Randomized, double-blind, dose-finding study of dexamethasone in preventing acute emesis induced by anthracyclines, carboplatin, or cyclophosphamide:

Abstract

Purpose: Different doses and schedules of dexamethasone, combined with a 5-HT3 antagonist, are used to prevent acute emesis induced by anthracyclines, carboplatin, or cyclophosphamide. Therefore, we planned a randomized, double-blind, dose finding study aimed to identify the preferred dose and schedule of dexamethasone.

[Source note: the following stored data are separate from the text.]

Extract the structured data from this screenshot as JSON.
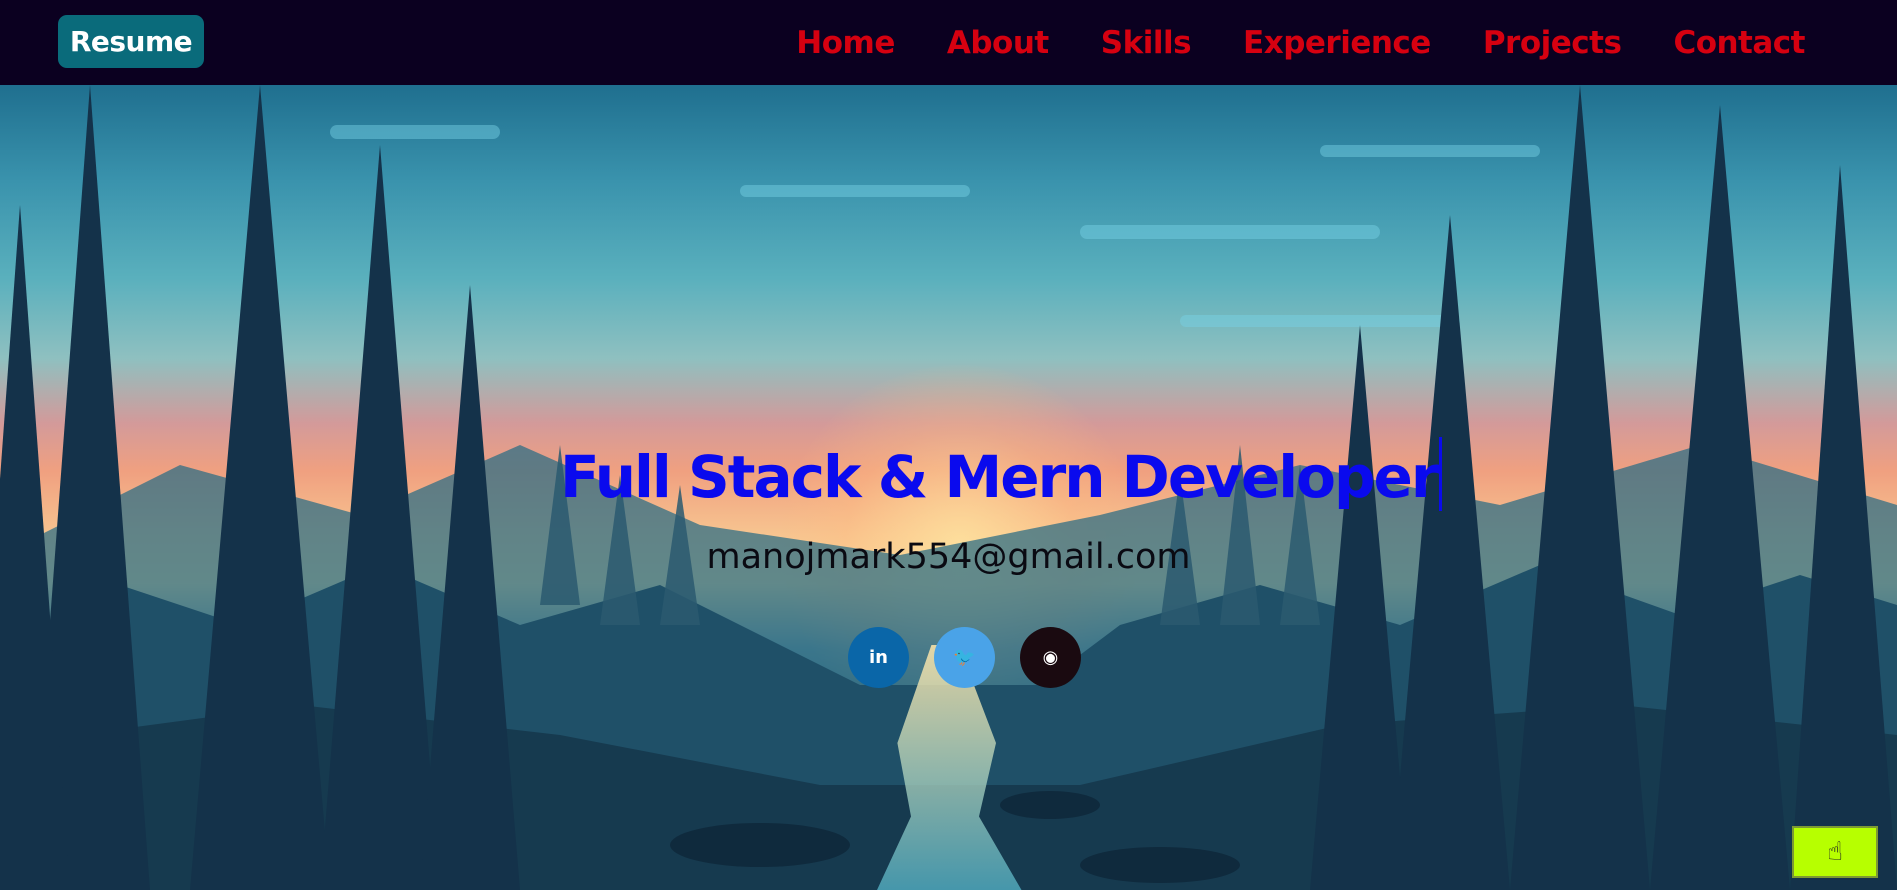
{
  "navbar": {
    "brand": "Resume",
    "links": [
      "Home",
      "About",
      "Skills",
      "Experience",
      "Projects",
      "Contact"
    ]
  },
  "hero": {
    "headline": "Full Stack & Mern Developer",
    "email": "manojmark554@gmail.com",
    "socials": [
      {
        "icon": "linkedin-icon",
        "glyph": "in",
        "color": "#0a66a8"
      },
      {
        "icon": "twitter-icon",
        "glyph": "🐦",
        "color": "#4aa3e8"
      },
      {
        "icon": "github-icon",
        "glyph": "◉",
        "color": "#1a0a10"
      }
    ]
  },
  "floating_button": {
    "icon": "pointing-hand-icon",
    "glyph": "☝",
    "color": "#b7ff00"
  },
  "colors": {
    "nav_background": "#0b0020",
    "nav_link": "#d60010",
    "brand_background": "#0a6b7b",
    "headline": "#0a0aee"
  }
}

Patients and methods: All consecutive chemotherapy-naive patients enrolled onto study were randomly assigned to receive for the prevention of acute emesis, during the first 24 hours, one of the following dexamethasone regimens, in combination with ondansetron 8 mg intravenously (i.v. ): for arm A, 8 mg i.v. before chemotherapy plus 4 mg orally every 6 hours for four doses, starting at the same time of the chemotherapy; for arm B, 24 mg i.v. single dose before chemotherapy; and for arm C, 8 mg i.v. single dose before chemotherapy. All patients received from day 2 to 5 oral dexamethasone 4 mg b.i.d.

Results: A total of 587 patients were enrolled, and 585 were assessed according to the intention-to-treat principle (195 patients in each arm). The rate of complete protection from acute vomiting and nausea, respectively, was not significantly different among the three groups (arm A, 84.6% and 66.7%; arm B, 83.6% and 56.9%; arm C, 89.2% and 61.0%), nor was the rate of complete protection from delayed vomiting and nausea, respectively (arm A, 81.0% and 46.7%; arm B, 81.3% and 45.1%; arm C, 79.8% and 46.1%). The incidence of delayed vomiting and nausea was strictly dependent on the presence of acute vomiting and nausea. Adverse events were mild and not significantly different among the three groups.

Conclusion: Dexamethasone 8 mg single dose i.v. before chemotherapy, in combination with a 5-HT3 antagonist, should be considered the preferred dose to prevent acute emesis induced by anthracyclines, carboplatin, or cyclophosphamide.